Jadi Ibu Kos di Dunia Game - Chapter 435
Bab 435 – 235: Delapan Tipe Prajurit di Desa Harapan, Semuanya Berkumpul!5
## Bab 435: Bab 235: Delapan Tipe Prajurit di Desa Harapan, Semuanya Berkumpul!_5
Metode seleksi yang adil tampak jelas di depan mata mereka, dan hal itu juga menentukan arah untuk masa depan.
Selama mereka mau bekerja keras dan berusaha, mereka bisa meraih kesuksesan.
Yang terpenting, kontribusi setiap orang tercatat dengan jelas dalam catatan kontribusi, sehingga tidak ada ruang untuk kelonggaran.
Untuk sesaat, “ketegangan” di tempat kejadian tiba-tiba meningkat, dengan semua orang yang memiliki kesempatan untuk berpartisipasi dalam pertempuran saling mengamati lawan mereka.
Untuk saat ini, satu-satunya tujuan mereka adalah mengalahkan lawan!
Dan di tempat kejadian, sementara semua orang berduel dengan penuh semangat, Li Xingteng dan yang lainnya yang telah menetapkan peran mereka berkumpul di sekitar Zhou Bai.
“Kepala desa, Pusat Tugas, selama kami mengajukan tugas, bisakah kami memang menyewa tentara bayaran dari wilayah lain? Bisakah tentara bayaran wilayah kami juga pergi ke wilayah lain?” tanya Li Xingteng terlebih dahulu.
“Saat ini, pihak teritorial belum mencabut pembatasan, tetapi begitu dicabut, memang akan ada sirkulasi antara kedua wilayah,” kata Zhou Bai secara langsung. “Bahkan setelah dicabut, hanya wilayah dengan level yang sama saja. Misalnya, jika wilayah kita adalah desa Level 3, kita hanya dapat berinteraksi dengan wilayah Level 3 atau di bawahnya, dan tugas-tugasnya juga terbatas.”
“Akan sangat menyenangkan jika kita bisa bertemu dengan sesama warga negara kita,” lanjut Li Xingteng.
Melihat betapa perhatiannya Li Xingteng, Zhou Bai berhenti sejenak lalu berkata, “Apakah Anda sedang mencari seseorang?”
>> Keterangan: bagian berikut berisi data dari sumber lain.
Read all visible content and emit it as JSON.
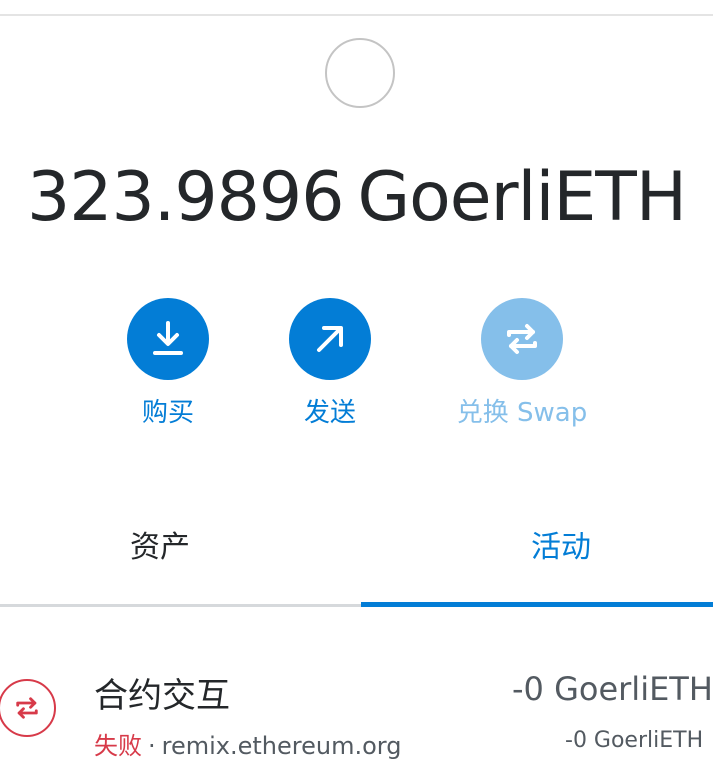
{
  "balance": {
    "amount": "323.9896",
    "currency": "GoerliETH"
  },
  "actions": {
    "buy": {
      "label": "购买",
      "icon": "download-icon"
    },
    "send": {
      "label": "发送",
      "icon": "arrow-up-right-icon"
    },
    "swap": {
      "label": "兑换 Swap",
      "icon": "swap-icon",
      "disabled": true
    }
  },
  "tabs": {
    "assets": "资产",
    "activity": "活动",
    "active": "activity"
  },
  "activity": {
    "items": [
      {
        "title": "合约交互",
        "status": "失败",
        "separator": "·",
        "origin": "remix.ethereum.org",
        "primary_amount": "-0 GoerliETH",
        "secondary_amount": "-0 GoerliETH",
        "icon": "swap-icon"
      }
    ]
  },
  "colors": {
    "primary": "#037dd6",
    "disabled": "#85bfea",
    "error": "#d73a49",
    "text": "#24272a",
    "muted": "#535a61"
  }
}
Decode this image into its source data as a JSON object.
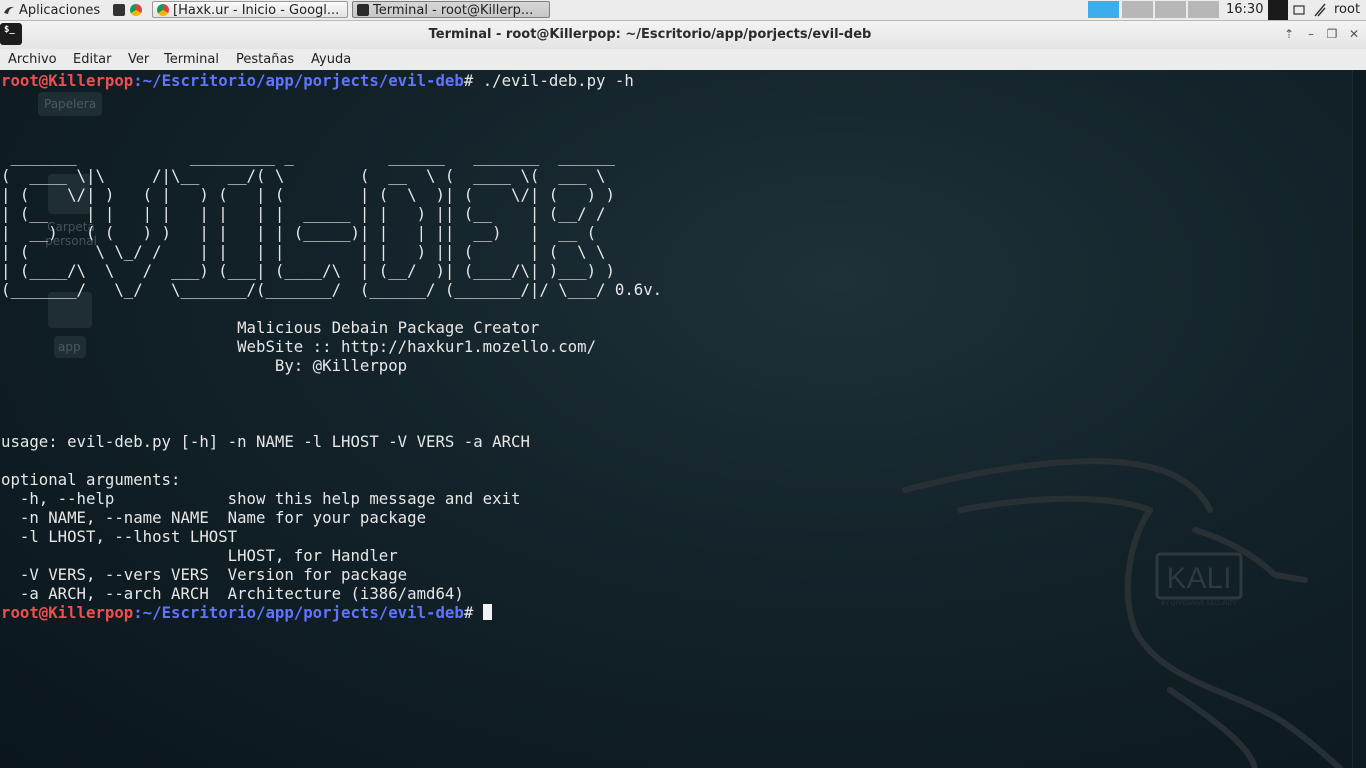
{
  "panel": {
    "apps_label": "Aplicaciones",
    "tasks": [
      {
        "label": "[Haxk.ur - Inicio - Googl..."
      },
      {
        "label": "Terminal - root@Killerp..."
      }
    ],
    "clock": "16:30",
    "user": "root"
  },
  "window": {
    "title": "Terminal - root@Killerpop: ~/Escritorio/app/porjects/evil-deb",
    "menu": [
      "Archivo",
      "Editar",
      "Ver",
      "Terminal",
      "Pestañas",
      "Ayuda"
    ]
  },
  "desktop": {
    "icons": [
      "Papelera",
      "Carpeta personal",
      "app"
    ]
  },
  "terminal": {
    "prompt_user": "root@Killerpop",
    "prompt_path": ":~/Escritorio/app/porjects/evil-deb",
    "prompt_symbol": "# ",
    "command": "./evil-deb.py -h",
    "banner": [
      " _______            _________ _          ______   _______  ______  ",
      "(  ____ \\|\\     /|\\__   __/( \\        (  __  \\ (  ____ \\(  ___ \\ ",
      "| (    \\/| )   ( |   ) (   | (        | (  \\  )| (    \\/| (   ) )",
      "| (__    | |   | |   | |   | |  _____ | |   ) || (__    | (__/ / ",
      "|  __)   ( (   ) )   | |   | | (_____)| |   | ||  __)   |  __ (  ",
      "| (       \\ \\_/ /    | |   | |        | |   ) || (      | (  \\ \\ ",
      "| (____/\\  \\   /  ___) (___| (____/\\  | (__/  )| (____/\\| )___) )",
      "(_______/   \\_/   \\_______/(_______/  (______/ (_______/|/ \\___/ 0.6v."
    ],
    "subtitle": [
      "                         Malicious Debain Package Creator",
      "                         WebSite :: http://haxkur1.mozello.com/",
      "                             By: @Killerpop"
    ],
    "usage": "usage: evil-deb.py [-h] -n NAME -l LHOST -V VERS -a ARCH",
    "optional_header": "optional arguments:",
    "options": [
      "  -h, --help            show this help message and exit",
      "  -n NAME, --name NAME  Name for your package",
      "  -l LHOST, --lhost LHOST",
      "                        LHOST, for Handler",
      "  -V VERS, --vers VERS  Version for package",
      "  -a ARCH, --arch ARCH  Architecture (i386/amd64)"
    ]
  },
  "wallpaper": {
    "logo_text": "KALI",
    "logo_sub": "BY OFFENSIVE SECURITY"
  },
  "colors": {
    "prompt_user": "#ee4f4f",
    "prompt_path": "#5f74ff",
    "terminal_text": "#e7e7e7",
    "workspace_active": "#3daee9"
  }
}
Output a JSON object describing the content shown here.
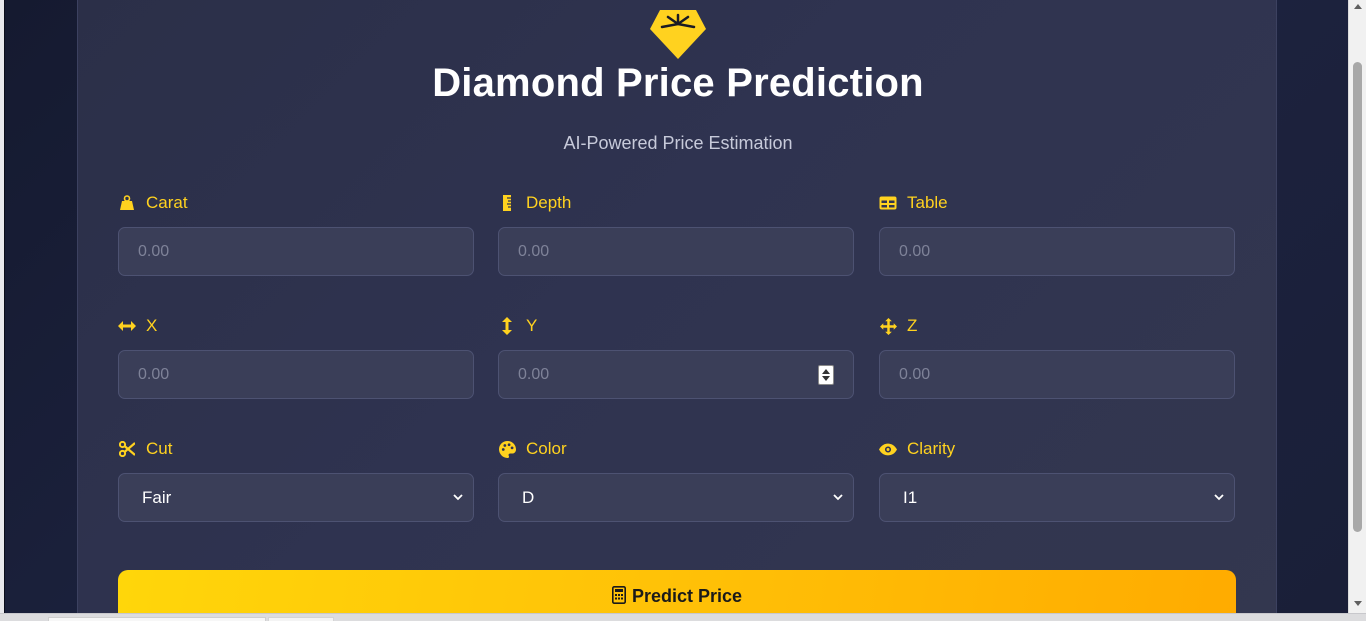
{
  "header": {
    "title": "Diamond Price Prediction",
    "subtitle": "AI-Powered Price Estimation"
  },
  "fields": {
    "carat": {
      "label": "Carat",
      "placeholder": "0.00",
      "icon": "weight-icon"
    },
    "depth": {
      "label": "Depth",
      "placeholder": "0.00",
      "icon": "ruler-icon"
    },
    "table": {
      "label": "Table",
      "placeholder": "0.00",
      "icon": "table-icon"
    },
    "x": {
      "label": "X",
      "placeholder": "0.00",
      "icon": "arrows-horizontal-icon"
    },
    "y": {
      "label": "Y",
      "placeholder": "0.00",
      "icon": "arrows-vertical-icon"
    },
    "z": {
      "label": "Z",
      "placeholder": "0.00",
      "icon": "arrows-move-icon"
    },
    "cut": {
      "label": "Cut",
      "selected": "Fair",
      "icon": "scissors-icon"
    },
    "color": {
      "label": "Color",
      "selected": "D",
      "icon": "palette-icon"
    },
    "clarity": {
      "label": "Clarity",
      "selected": "I1",
      "icon": "eye-icon"
    }
  },
  "actions": {
    "predict_label": "Predict Price",
    "predict_icon": "calculator-icon"
  },
  "colors": {
    "accent": "#ffd21f",
    "card": "#2f3350",
    "background": "#1a1f38"
  }
}
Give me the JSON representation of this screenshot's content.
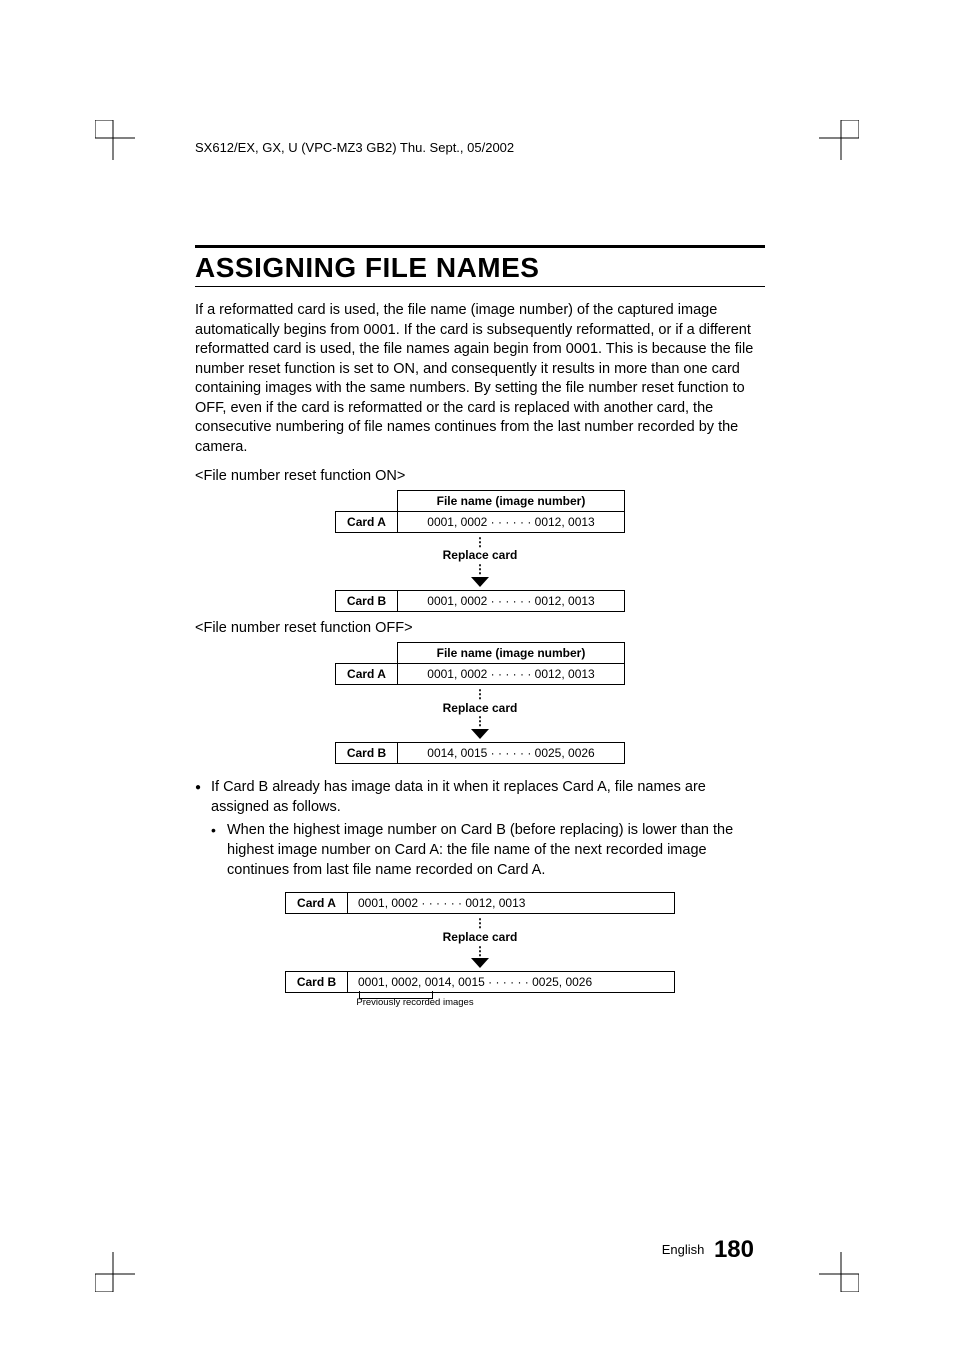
{
  "header": "SX612/EX, GX, U (VPC-MZ3 GB2)    Thu. Sept., 05/2002",
  "title": "ASSIGNING FILE NAMES",
  "intro": "If a reformatted card is used, the file name (image number) of the captured image automatically begins from 0001. If the card is subsequently reformatted, or if a different reformatted card is used, the file names again begin from 0001. This is because the file number reset function is set to ON, and consequently it results in more than one card containing images with the same numbers. By setting the file number reset function to OFF, even if the card is reformatted or the card is replaced with another card, the consecutive numbering of file names continues from the last number recorded by the camera.",
  "section_on_label": "<File number reset function ON>",
  "section_off_label": "<File number reset function OFF>",
  "col_header": "File name (image number)",
  "card_a": "Card A",
  "card_b": "Card B",
  "seq1": "0001, 0002 · · · · · · 0012, 0013",
  "seq_off_b": "0014, 0015 · · · · · · 0025, 0026",
  "replace": "Replace card",
  "bullet1": "If Card B already has image data in it when it replaces Card A, file names are assigned as follows.",
  "bullet2": "When the highest image number on Card B (before replacing) is lower than the highest image number on Card A: the file name of the next recorded image continues from last file name recorded on Card A.",
  "wide_b": "0001, 0002, 0014, 0015 · · · · · · 0025, 0026",
  "prev_rec": "Previously recorded images",
  "footer_lang": "English",
  "footer_page": "180",
  "chart_data": [
    {
      "type": "table",
      "title": "File number reset function ON",
      "columns": [
        "Card",
        "File name (image number)"
      ],
      "rows": [
        [
          "Card A",
          "0001, 0002 … 0012, 0013"
        ],
        [
          "Card B",
          "0001, 0002 … 0012, 0013"
        ]
      ],
      "note": "Replace card between A and B"
    },
    {
      "type": "table",
      "title": "File number reset function OFF",
      "columns": [
        "Card",
        "File name (image number)"
      ],
      "rows": [
        [
          "Card A",
          "0001, 0002 … 0012, 0013"
        ],
        [
          "Card B",
          "0014, 0015 … 0025, 0026"
        ]
      ],
      "note": "Replace card between A and B"
    },
    {
      "type": "table",
      "title": "Card B with pre-existing data (OFF)",
      "columns": [
        "Card",
        "File name (image number)"
      ],
      "rows": [
        [
          "Card A",
          "0001, 0002 … 0012, 0013"
        ],
        [
          "Card B",
          "0001, 0002, 0014, 0015 … 0025, 0026"
        ]
      ],
      "note": "0001, 0002 are previously recorded images"
    }
  ]
}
“Ya, aku telah terpisah dari istri dan anakku, aku tidak tahu apakah mereka berada di wilayah lain atau tidak, aku harus berusaha,” desah Li Xingteng, yang sudah menyadari bahwa tidak semua orang Bintang Biru datang ke dunia ini, mungkin hanya mereka yang berbakat.
Dia tidak tahu apakah ini seleksi atau uji coba, dia hanya mengkhawatirkan istri dan anaknya.
Setelah mendengar itu, Zhou Bai sedikit memahami pikiran Li Xingteng.
Bukan hanya Li Xingteng, beberapa orang dalam tim juga melirik ke arah lain saat mendengar kata-kata Li Xingteng.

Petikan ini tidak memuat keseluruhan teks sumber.